Cette mesure radicale n’est pas si surprenante dans l’Empire du Milieu, lorsque l’on sait que le gouvernement n’a eu de cesse de renforcer la censure l’année précédente : accès bloqués à Google, à Gmail puis aux VPN (réseaux privés virtuels qui permettaient de surmonter certaines restrictions de réseau pour quelques dollars par mois). Dans un contexte toujours plus contraignant, la question de la liberté d’expression se pose alors. Quel avenir pour ces internautes désireux de prendre la parole ?

L’anonymat, un droit réellement protégé ?

Crédits : tigran.ch Artist : Tigran Tsitoghdzyan Mirror (2012) Oil Painting

Crédits : tigran.ch
Artist : Tigran Tsitoghdzyan
Mirror (2012) Oil Painting

Nous, occidentaux, nous nous sentons peu concernés par ces formes d’oppressions virtuelles toujours plus menaçantes. Nous nous confortons dans l’idée d’une démocratie qui défend nos droits, nos libertés et sommes très attachés à la notion de vie privée. Et pourtant… L’arrivée du Web 3.0 et de ce qu’on appelle communément le « Big Data » menacent discrètement mais progressivement nos intérêts. Nos vies sont de plus en plus dépendantes des nouvelles technologies et notamment d’Internet, et les gouvernements comptent bien profiter de cette dépendance. Contrôle de nos faits et gestes, censure, enregistrements, collecte d’informations… L’anonymat  est justement la condition indispensable pour échapper à la surveillance abusive mise en place dans de très nombreux pays, surveillance le plus souvent effectuée à notre insu. Personne n’est aujourd’hui épargné.

Avant l’affaire Edward Snowden, beaucoup auraient considéré ces propos comme la conséquence d’une paranoïa exacerbée. « Big Brother n’est que fiction ! » aurait déclamé un innocent. L’anonymat en ligne est un problème d’autant plus complexe qu’il est commode d’avoir la sensation de passer incognito sur le Net tout en étant complètement à découvert.

Les limites de l’anonymat : entre problème éthique, violation des droits et nécessité d’encadrement

Plus qu’une affaire d’éthique, le non-anonymat violerait-il nos droits fondamentaux ? Le numérique reste un espace où nos droits doivent être respectés, mais de quels droits s’agit-il réellement ? L’anonymat sur Internet semble bien difficile à définir juridiquement…

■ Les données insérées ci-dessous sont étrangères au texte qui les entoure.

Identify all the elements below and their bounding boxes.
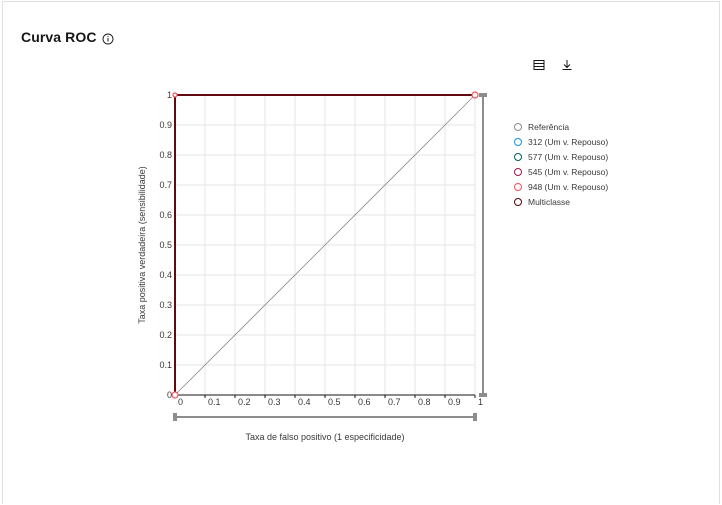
legend-swatch: [514, 152, 522, 161]
point-marker: [172, 92, 178, 98]
y-tick-label: 0.1: [159, 360, 172, 370]
x-tick-label: 0.5: [328, 397, 341, 407]
chart-toolbar: [532, 58, 574, 72]
x-zoom-handle-left: [173, 413, 177, 421]
x-tick-label: 0.6: [358, 397, 371, 407]
x-tick-label: 0.4: [298, 397, 311, 407]
legend-label: Multiclasse: [528, 196, 571, 207]
chart-legend: Referência 312 (Um v. Repouso) 577 (Um v. …: [514, 119, 608, 209]
table-view-icon[interactable]: [532, 58, 546, 72]
x-axis-title: Taxa de falso positivo (1 especificidade…: [245, 432, 404, 442]
legend-item[interactable]: 577 (Um v. Repouso): [514, 149, 608, 164]
y-zoom-handle-bottom: [479, 393, 487, 397]
legend-swatch: [514, 197, 522, 206]
title-row: Curva ROC: [21, 29, 114, 45]
y-tick-label: 0.3: [159, 300, 172, 310]
legend-item[interactable]: Multiclasse: [514, 194, 608, 209]
x-tick-label: 0.7: [388, 397, 401, 407]
point-marker: [471, 91, 479, 99]
legend-item[interactable]: Referência: [514, 119, 608, 134]
legend-label: 545 (Um v. Repouso): [528, 166, 609, 177]
x-tick-label: 1: [478, 397, 483, 407]
point-marker: [171, 391, 179, 399]
y-zoom-handle-top: [479, 93, 487, 97]
legend-label: 948 (Um v. Repouso): [528, 181, 609, 192]
legend-label: 577 (Um v. Repouso): [528, 151, 609, 162]
x-zoom-handle-right: [473, 413, 477, 421]
x-tick-label: 0.8: [418, 397, 431, 407]
x-tick-label: 0.9: [448, 397, 461, 407]
y-tick-label: 0.4: [159, 270, 172, 280]
y-tick-label: 0.8: [159, 150, 172, 160]
legend-swatch: [514, 182, 522, 191]
legend-item[interactable]: 948 (Um v. Repouso): [514, 179, 608, 194]
y-tick-label: 0.2: [159, 330, 172, 340]
y-tick-label: 0.6: [159, 210, 172, 220]
x-tick-label: 0.3: [268, 397, 281, 407]
y-tick-label: 1: [167, 90, 172, 100]
y-tick-label: 0.5: [159, 240, 172, 250]
legend-label: Referência: [528, 121, 570, 132]
legend-item[interactable]: 312 (Um v. Repouso): [514, 134, 608, 149]
x-tick-label: 0.1: [208, 397, 221, 407]
x-tick-label: 0: [178, 397, 183, 407]
legend-swatch: [514, 122, 522, 131]
y-tick-label: 0: [167, 390, 172, 400]
series-layer: [171, 91, 479, 399]
y-tick-label: 0.9: [159, 120, 172, 130]
legend-swatch: [514, 167, 522, 176]
legend-item[interactable]: 545 (Um v. Repouso): [514, 164, 608, 179]
legend-swatch: [514, 137, 522, 146]
x-tick-label: 0.2: [238, 397, 251, 407]
y-tick-label: 0.7: [159, 180, 172, 190]
download-icon[interactable]: [560, 58, 574, 72]
info-circle-icon[interactable]: [102, 32, 114, 45]
chart-title: Curva ROC: [21, 29, 97, 45]
series-line: [174, 94, 476, 396]
zoom-sliders: [173, 93, 487, 421]
legend-label: 312 (Um v. Repouso): [528, 136, 609, 147]
y-axis-title: Taxa positiva verdadeira (sensibilidade): [137, 166, 147, 324]
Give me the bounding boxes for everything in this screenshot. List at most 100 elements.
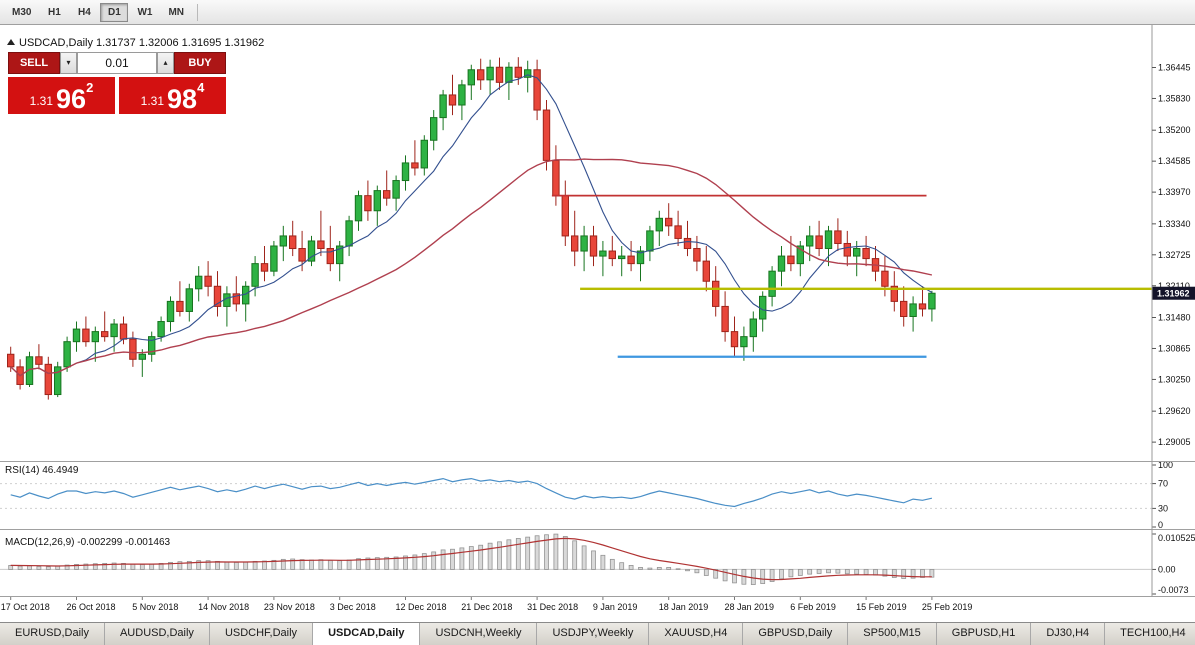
trade-controls-row: SELL ▾ 0.01 ▴ BUY [8, 52, 226, 74]
tab-gbpusd-daily[interactable]: GBPUSD,Daily [743, 623, 849, 645]
macd-histogram-bar [910, 569, 916, 579]
candle-body [345, 220, 353, 247]
price-tick-label: 1.30250 [1158, 374, 1191, 384]
candle-body [270, 245, 278, 272]
sell-button[interactable]: SELL [8, 52, 60, 74]
macd-histogram-bar [609, 558, 615, 570]
date-label: 14 Nov 2018 [198, 602, 249, 612]
macd-histogram-bar [121, 562, 126, 570]
candle-body [101, 331, 109, 338]
candle-body [862, 248, 870, 260]
timeframe-d1-button[interactable]: D1 [100, 2, 129, 22]
macd-histogram-bar [468, 546, 474, 570]
chart-canvas[interactable]: 100 70 30 0 0.010525 0.00 -0.0073 1.36445 1.35… [0, 0, 1195, 622]
macd-histogram-bar [562, 536, 568, 570]
sell-price-pipette: 2 [86, 80, 94, 95]
rsi-level-label: 100 [1158, 460, 1173, 470]
date-label: 17 Oct 2018 [1, 602, 50, 612]
buy-button[interactable]: BUY [174, 52, 226, 74]
candle-body [448, 94, 457, 106]
candle-body [336, 245, 344, 265]
timeframe-h4-button[interactable]: H4 [70, 3, 98, 22]
date-label: 21 Dec 2018 [461, 602, 512, 612]
macd-histogram-bar [252, 560, 258, 570]
candle-body [646, 230, 654, 252]
macd-histogram-bar [111, 562, 117, 570]
timeframe-mn-button[interactable]: MN [161, 3, 191, 22]
price-tick-label: 1.32725 [1158, 250, 1191, 260]
price-tick-label: 1.29005 [1158, 437, 1191, 447]
sell-price-prefix: 1.31 [29, 94, 54, 108]
macd-histogram-bar [713, 569, 719, 579]
macd-histogram-bar [262, 560, 267, 570]
candle-body [918, 303, 927, 310]
macd-histogram-bar [215, 560, 220, 570]
tab-eurusd-daily[interactable]: EURUSD,Daily [0, 623, 105, 645]
chart-title: USDCAD,Daily 1.31737 1.32006 1.31695 1.3… [19, 37, 264, 49]
macd-histogram-bar [591, 550, 596, 570]
candle-body [608, 250, 616, 260]
price-tick-label: 1.33340 [1158, 219, 1191, 229]
date-label: 18 Jan 2019 [659, 602, 709, 612]
tab-usdchf-daily[interactable]: USDCHF,Daily [209, 623, 314, 645]
tab-tech100-h4[interactable]: TECH100,H4 [1105, 623, 1195, 645]
chart-background [0, 25, 1195, 622]
macd-histogram-bar [553, 533, 559, 570]
tab-usdcnh-weekly[interactable]: USDCNH,Weekly [420, 623, 538, 645]
candle-body [364, 195, 372, 212]
rsi-level-label: 70 [1158, 479, 1168, 489]
macd-histogram-bar [45, 566, 51, 570]
macd-histogram-bar [525, 536, 531, 570]
toolbar-separator [197, 3, 199, 21]
candle-body [119, 323, 128, 340]
candle-body [749, 318, 757, 338]
macd-histogram-bar [638, 567, 643, 570]
candle-body [148, 336, 156, 355]
macd-histogram-bar [327, 559, 333, 570]
date-label: 31 Dec 2018 [527, 602, 578, 612]
candle-body [176, 300, 184, 312]
buy-price-display[interactable]: 1.31 98 4 [119, 77, 226, 114]
macd-histogram-bar [703, 569, 709, 576]
candle-body [806, 235, 814, 247]
candle-body [693, 248, 701, 262]
tab-audusd-daily[interactable]: AUDUSD,Daily [104, 623, 210, 645]
tab-dj30-h4[interactable]: DJ30,H4 [1031, 623, 1106, 645]
date-label: 23 Nov 2018 [264, 602, 315, 612]
candle-body [702, 260, 710, 282]
tab-xauusd-h4[interactable]: XAUUSD,H4 [649, 623, 744, 645]
sell-price-display[interactable]: 1.31 96 2 [8, 77, 115, 114]
lot-size-input[interactable]: 0.01 [77, 52, 157, 74]
date-label: 26 Oct 2018 [67, 602, 116, 612]
price-tick-label: 1.36445 [1158, 62, 1191, 72]
timeframe-m30-button[interactable]: M30 [5, 3, 38, 22]
candle-body [759, 295, 767, 320]
timeframe-h1-button[interactable]: H1 [40, 3, 68, 22]
tab-sp500-m15[interactable]: SP500,M15 [848, 623, 937, 645]
candle-body [777, 255, 786, 272]
macd-histogram-bar [186, 560, 192, 570]
price-tick-label: 1.31480 [1158, 313, 1191, 323]
candle-body [599, 250, 607, 257]
tab-usdcad-daily[interactable]: USDCAD,Daily [313, 623, 421, 645]
macd-histogram-bar [656, 567, 662, 570]
lot-increase-button[interactable]: ▴ [157, 52, 174, 74]
macd-histogram-bar [440, 549, 446, 570]
macd-histogram-bar [130, 563, 136, 570]
timeframe-w1-button[interactable]: W1 [130, 3, 159, 22]
macd-histogram-bar [27, 565, 32, 570]
price-tick-label: 1.29620 [1158, 406, 1191, 416]
lot-decrease-button[interactable]: ▾ [60, 52, 77, 74]
macd-histogram-bar [685, 569, 690, 572]
macd-histogram-bar [506, 539, 512, 570]
macd-level-label: -0.0073 [1158, 585, 1189, 595]
candle-body [890, 285, 898, 302]
macd-histogram-bar [168, 561, 173, 570]
macd-histogram-bar [788, 569, 794, 578]
macd-histogram-bar [666, 567, 672, 570]
tab-gbpusd-h1[interactable]: GBPUSD,H1 [936, 623, 1032, 645]
macd-histogram-bar [760, 569, 766, 584]
current-price-tag [1152, 286, 1195, 300]
macd-histogram-bar [600, 554, 606, 570]
tab-usdjpy-weekly[interactable]: USDJPY,Weekly [537, 623, 650, 645]
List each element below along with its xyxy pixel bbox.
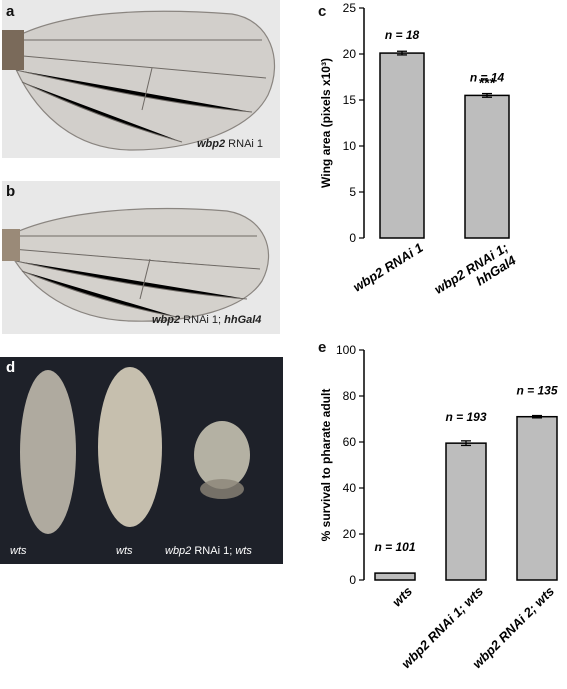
y-tick-label: 0 [349, 231, 356, 245]
y-tick-label: 20 [343, 47, 357, 61]
panel-letter-a: a [6, 3, 15, 20]
n-label-2: n = 193 [445, 410, 486, 424]
bar-1 [374, 572, 416, 581]
pupa-label-2: wts [116, 545, 133, 557]
wing-illustration-b [2, 207, 270, 322]
category-label-2: wbp2 RNAi 1;hhGal4 [432, 240, 520, 297]
caption-a: wbp2 RNAi 1 [197, 138, 263, 150]
panel-letter-c: c [318, 3, 327, 20]
pupa-label-3-italic: wbp2 [165, 545, 192, 557]
wing-image-b [2, 181, 280, 334]
panel-letter-d: d [6, 359, 16, 376]
y-tick-label: 15 [343, 93, 357, 107]
caption-b-mid: RNAi 1; [180, 314, 225, 326]
pupa-label-3-mid: RNAi 1; [191, 545, 236, 557]
n-label-1: n = 101 [374, 540, 415, 554]
y-tick-label: 5 [349, 185, 356, 199]
caption-b: wbp2 RNAi 1; hhGal4 [152, 314, 261, 326]
y-axis-label: Wing area (pixels x10³) [319, 58, 333, 188]
pupa-label-3: wbp2 RNAi 1; wts [165, 545, 252, 557]
y-tick-label: 25 [343, 1, 357, 15]
y-tick-label: 40 [343, 481, 357, 495]
caption-a-rest: RNAi 1 [225, 138, 264, 150]
caption-b-italic: wbp2 [152, 314, 181, 326]
survival-chart: 0 20 40 60 80 100 % survival to pharate adult n… [319, 343, 558, 671]
wing-area-chart: 0 5 10 15 20 25 Wing area (pixels x10³) n = 18 w… [319, 1, 520, 297]
n-label-2: n = 14 [470, 70, 505, 84]
category-label-1: wbp2 RNAi 1 [350, 240, 425, 295]
bar-3 [516, 415, 558, 581]
y-tick-label: 10 [343, 139, 357, 153]
y-tick-label: 100 [336, 343, 356, 357]
caption-a-italic: wbp2 [197, 138, 226, 150]
panel-letter-e: e [318, 339, 327, 356]
bar-1 [379, 52, 425, 239]
significance-label-2: *** [479, 74, 496, 90]
y-tick-label: 20 [343, 527, 357, 541]
category-label-1: wts [389, 584, 415, 610]
y-tick-label: 0 [349, 573, 356, 587]
y-tick-label: 80 [343, 389, 357, 403]
category-label-line: wts [389, 584, 415, 610]
y-tick-label: 60 [343, 435, 357, 449]
y-axis-label: % survival to pharate adult [319, 389, 333, 542]
wing-image-a [2, 0, 280, 158]
n-label-1: n = 18 [385, 28, 420, 42]
category-label-line: wbp2 RNAi 1 [350, 240, 425, 295]
n-label-3: n = 135 [516, 384, 557, 398]
pupae-illustration-d [20, 367, 250, 534]
wing-illustration-a [2, 10, 276, 151]
bar-2 [464, 94, 510, 239]
panel-letter-b: b [6, 183, 16, 200]
bar-2 [445, 442, 487, 581]
pupa-label-3-italic2: wts [235, 545, 252, 557]
pupae-image-d [0, 357, 283, 564]
caption-b-italic2: hhGal4 [224, 314, 262, 326]
pupa-label-1: wts [10, 545, 27, 557]
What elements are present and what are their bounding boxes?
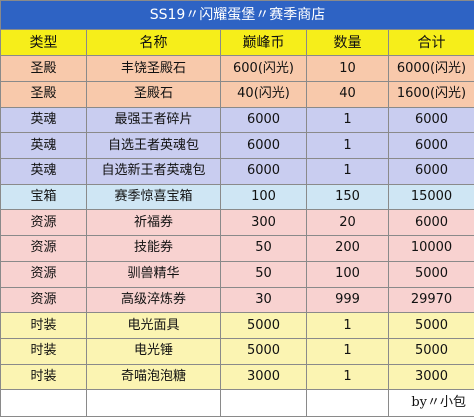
cell-type: 英魂 [0, 106, 87, 134]
cell-total: 10000 [387, 235, 474, 262]
header-type: 类型 [0, 28, 87, 57]
cell-total: 5000 [387, 260, 474, 288]
cell-total: 6000 [387, 106, 474, 134]
cell-type: 英魂 [0, 158, 87, 185]
cell-type: 圣殿 [0, 81, 87, 108]
cell-qty: 1 [306, 106, 389, 134]
header-name: 名称 [86, 28, 221, 57]
cell-total: 15000 [387, 183, 474, 211]
cell-name: 自选新王者英魂包 [86, 158, 221, 185]
cell-type: 时装 [0, 337, 87, 365]
cell-price: 40(闪光) [220, 81, 307, 108]
cell-type: 资源 [0, 286, 87, 314]
cell-price: 3000 [220, 363, 307, 391]
cell-name: 高级淬炼券 [86, 286, 221, 314]
cell-price: 5000 [220, 312, 307, 339]
cell-price: 100 [220, 183, 307, 211]
cell-qty: 1 [306, 312, 389, 339]
header-qty: 数量 [306, 28, 389, 57]
cell-price: 6000 [220, 158, 307, 185]
cell-type: 资源 [0, 260, 87, 288]
table-row: 英魂 最强王者碎片 6000 1 6000 [0, 106, 474, 134]
cell-name: 电光锤 [86, 337, 221, 365]
cell-name: 赛季惊喜宝箱 [86, 183, 221, 211]
cell-type: 英魂 [0, 132, 87, 160]
cell-type: 资源 [0, 235, 87, 262]
table-row: 英魂 自选新王者英魂包 6000 1 6000 [0, 158, 474, 185]
cell-type: 圣殿 [0, 55, 87, 83]
sheet-title: SS19〃闪耀蛋堡〃赛季商店 [0, 0, 474, 30]
cell-qty: 100 [306, 260, 389, 288]
table-row: 资源 技能券 50 200 10000 [0, 235, 474, 262]
cell-name: 驯兽精华 [86, 260, 221, 288]
table-row: 资源 祈福券 300 20 6000 [0, 209, 474, 237]
cell-total: 29970 [387, 286, 474, 314]
cell-qty: 40 [306, 81, 389, 108]
cell-total: 6000 [387, 158, 474, 185]
cell-price: 6000 [220, 106, 307, 134]
cell-name: 丰饶圣殿石 [86, 55, 221, 83]
table-row: 英魂 自选王者英魂包 6000 1 6000 [0, 132, 474, 160]
cell-price: 300 [220, 209, 307, 237]
cell-total: 3000 [387, 363, 474, 391]
cell-qty: 10 [306, 55, 389, 83]
title-row: SS19〃闪耀蛋堡〃赛季商店 [0, 0, 474, 30]
cell-type: 资源 [0, 209, 87, 237]
table-row: 资源 高级淬炼券 30 999 29970 [0, 286, 474, 314]
table-row: 时装 电光锤 5000 1 5000 [0, 337, 474, 365]
cell-total: 5000 [387, 312, 474, 339]
cell-name: 技能券 [86, 235, 221, 262]
cell-price: 50 [220, 235, 307, 262]
header-row: 类型 名称 巅峰币 数量 合计 [0, 28, 474, 57]
header-price: 巅峰币 [220, 28, 307, 57]
cell-name: 祈福券 [86, 209, 221, 237]
cell-qty: 20 [306, 209, 389, 237]
footer-empty-cell [0, 389, 87, 417]
cell-name: 最强王者碎片 [86, 106, 221, 134]
cell-name: 电光面具 [86, 312, 221, 339]
footer-empty-cell [306, 389, 389, 417]
cell-qty: 999 [306, 286, 389, 314]
footer-row: by〃小包 [0, 389, 474, 417]
cell-qty: 150 [306, 183, 389, 211]
cell-price: 50 [220, 260, 307, 288]
table-row: 圣殿 丰饶圣殿石 600(闪光) 10 6000(闪光) [0, 55, 474, 83]
table-row: 圣殿 圣殿石 40(闪光) 40 1600(闪光) [0, 81, 474, 108]
cell-type: 宝箱 [0, 183, 87, 211]
cell-price: 6000 [220, 132, 307, 160]
cell-total: 5000 [387, 337, 474, 365]
cell-type: 时装 [0, 312, 87, 339]
cell-qty: 1 [306, 132, 389, 160]
cell-qty: 1 [306, 337, 389, 365]
header-total: 合计 [387, 28, 474, 57]
table-row: 时装 电光面具 5000 1 5000 [0, 312, 474, 339]
cell-name: 奇喵泡泡糖 [86, 363, 221, 391]
cell-price: 30 [220, 286, 307, 314]
cell-total: 6000 [387, 209, 474, 237]
cell-total: 6000 [387, 132, 474, 160]
table-row: 时装 奇喵泡泡糖 3000 1 3000 [0, 363, 474, 391]
cell-name: 圣殿石 [86, 81, 221, 108]
cell-name: 自选王者英魂包 [86, 132, 221, 160]
cell-price: 600(闪光) [220, 55, 307, 83]
cell-price: 5000 [220, 337, 307, 365]
cell-total: 1600(闪光) [387, 81, 474, 108]
author-credit: by〃小包 [387, 389, 474, 417]
table-row: 资源 驯兽精华 50 100 5000 [0, 260, 474, 288]
footer-empty-cell [220, 389, 307, 417]
cell-qty: 200 [306, 235, 389, 262]
cell-qty: 1 [306, 363, 389, 391]
cell-total: 6000(闪光) [387, 55, 474, 83]
cell-qty: 1 [306, 158, 389, 185]
footer-empty-cell [86, 389, 221, 417]
table-row: 宝箱 赛季惊喜宝箱 100 150 15000 [0, 183, 474, 211]
cell-type: 时装 [0, 363, 87, 391]
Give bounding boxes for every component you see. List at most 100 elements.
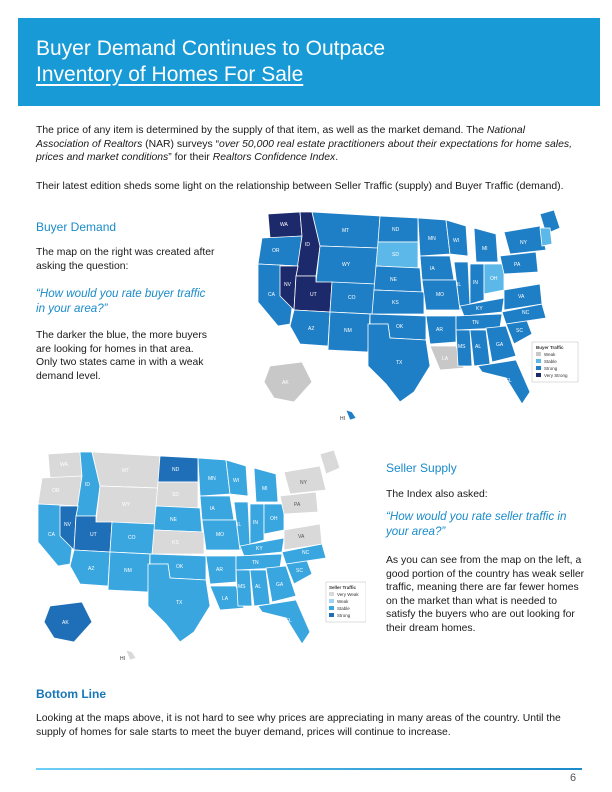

L’anonymat possède bien entendu ses effets pervers : l’utilisation d’un pseudonyme génère bien souvent le sentiment de détenir une certaine position de pouvoir et de supériorité par rapport aux autres internautes, anonymes ou non. En se persuadant d’être non identifiable, il est plus facile de s’abandonner à des comportements déplacés, ceux-ci engendre alors des commentaires haineux et malveillants. En argot Internet, ces internautes indélicats portent le nom de « trolls » ; ils s’amusent à provoquer des polémiques jusqu’à tenter d’imposer leurs idées ou altérer la bonne tenue d’un forum. Aujourd’hui, suite à la prolifération de ces derniers, le contrôle des commentaires est presque devenu un second métier, surtout sur les sites d’information où les débats sur les actualités dites « sensibles » tournent vite aux propos racistes et aux règlements de compte. Si le simple fait de recourir à un pseudonyme provoque ces comportements, jusqu’où iront ceux qui se cachent derrière plusieurs adresses IP anonymes ?

Il est certain qu’un anonymat total ne peut être admis sachant qu’il permettrait d’agir en toute impunité vis-à-vis de l’Etat. Les abus seraient indénombrables, les garants de l’ordre public perdraient toute crédibilité face à ce désordre virtuel. Pire encore, dans un contexte de lutte active contre le terrorisme, il deviendrait un réel danger quant à la protection des citoyens. Mais alors, si assurer l’intégrité de l’identité des internautes n’est pas l’objectif premier, que pouvons-nous espérer de la loi ?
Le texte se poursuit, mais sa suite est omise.